Department of Computer Science and Informatics, Oakland University, Rochester, MI, 48309, USA.
Division of Biomedical Engineering, University of Saskatchewan, 57 Campus Drive, Saskatoon, SK, S7N 5A9, Canada.
Sci Rep. 2024 Oct 28;14(1):25688. doi: 10.1038/s41598-024-76148-9.
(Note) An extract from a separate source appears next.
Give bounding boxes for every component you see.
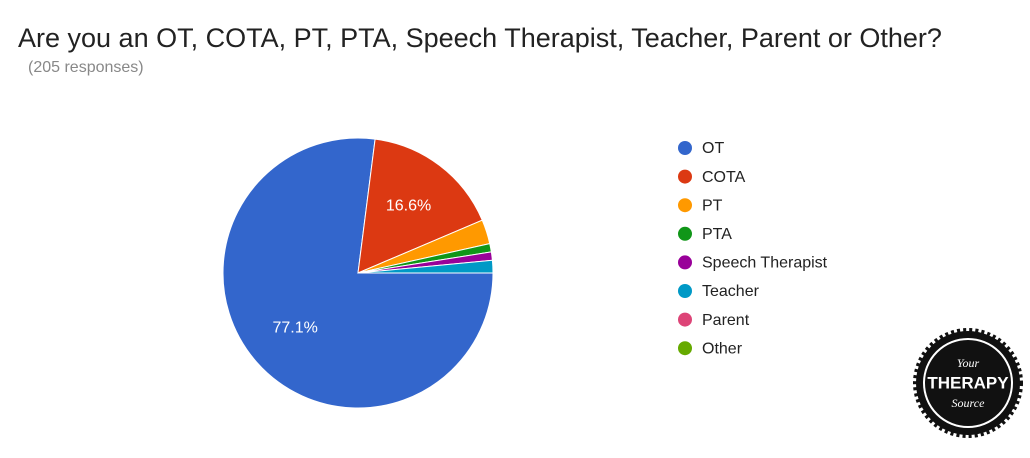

RNA 5-methyluridine (m5U) sites play a significant role in understanding RNA modifications, which influence numerous biological processes such as gene expression and cellular functioning. Consequently, the identification of m5U sites can play a vital role in the integrity, structure, and function of RNA molecules. Therefore, this study introduces GRUpred-m5U, a novel deep learning-based framework based on a gated recurrent unit in mature RNA and full transcript RNA datasets. We used three descriptor groups: nucleic acid composition, pseudo nucleic acid composition, and physicochemical properties, which include five feature extraction methods ENAC, Kmer, DPCP, DPCP type 2, and PseDNC. Initially, we aggregated all the feature extraction methods and created a new merged set. Three hybrid models were developed employing deep-learning methods and evaluated through 10-fold cross-validation with seven evaluation metrics. After a comprehensive evaluation, the GRUpred-m5U model outperformed the other applied models, obtaining 98.41% and 96.70% accuracy on the two datasets, respectively. To our knowledge, the proposed model outperformed all the existing state-of-the-art technology. The proposed supervised machine learning model was evaluated using unsupervised machine learning techniques such as principal component analysis (PCA), and it was observed that the proposed method provided a valid performance for identifying m5U. Considering its multi-layered construction, the GRUpred-m5U model has tremendous potential for future applications in the biological industry. The model, which consisted of neurons processing complicated input, excelled at pattern recognition and produced reliable results. Despite its greater size, the model obtained accurate results, essential in detecting m5U.
RNA 5-甲基尿嘧啶(m5U)位点在理解 RNA 修饰中起着重要作用,这些修饰影响着许多生物过程,如基因表达和细胞功能。因此,鉴定 m5U 位点对于 RNA 分子的完整性、结构和功能至关重要。因此,本研究引入了基于成熟 RNA 和全长转录本 RNA 数据集的门控循环单元的新型深度学习框架 GRUpred-m5U。我们使用了三个描述符组:核酸组成、伪核酸组成和理化性质,其中包括五种特征提取方法 ENAC、Kmer、DPCP、DPCP 类型 2 和 PseDNC。最初,我们将所有特征提取方法进行了汇总,并创建了一个新的合并集。我们采用了三种混合模型,使用深度学习方法进行开发,并通过 10 倍交叉验证和七种评估指标进行了评估。经过全面评估,GRUpred-m5U 模型的性能优于其他应用模型,在两个数据集上的准确率分别为 98.41%和 96.70%。据我们所知,该模型优于所有现有的最先进技术。我们使用无监督机器学习技术,如主成分分析(PCA),对所提出的监督机器学习模型进行了评估,观察到该方法在识别 m5U 方面提供了有效的性能。考虑到其多层结构,GRUpred-m5U 模型在未来的生物工业应用中具有巨大的潜力。该模型由处理复杂输入的神经元组成,擅长模式识别,并产生可靠的结果。尽管模型较大,但它获得了准确的结果,这对于检测 m5U 至关重要。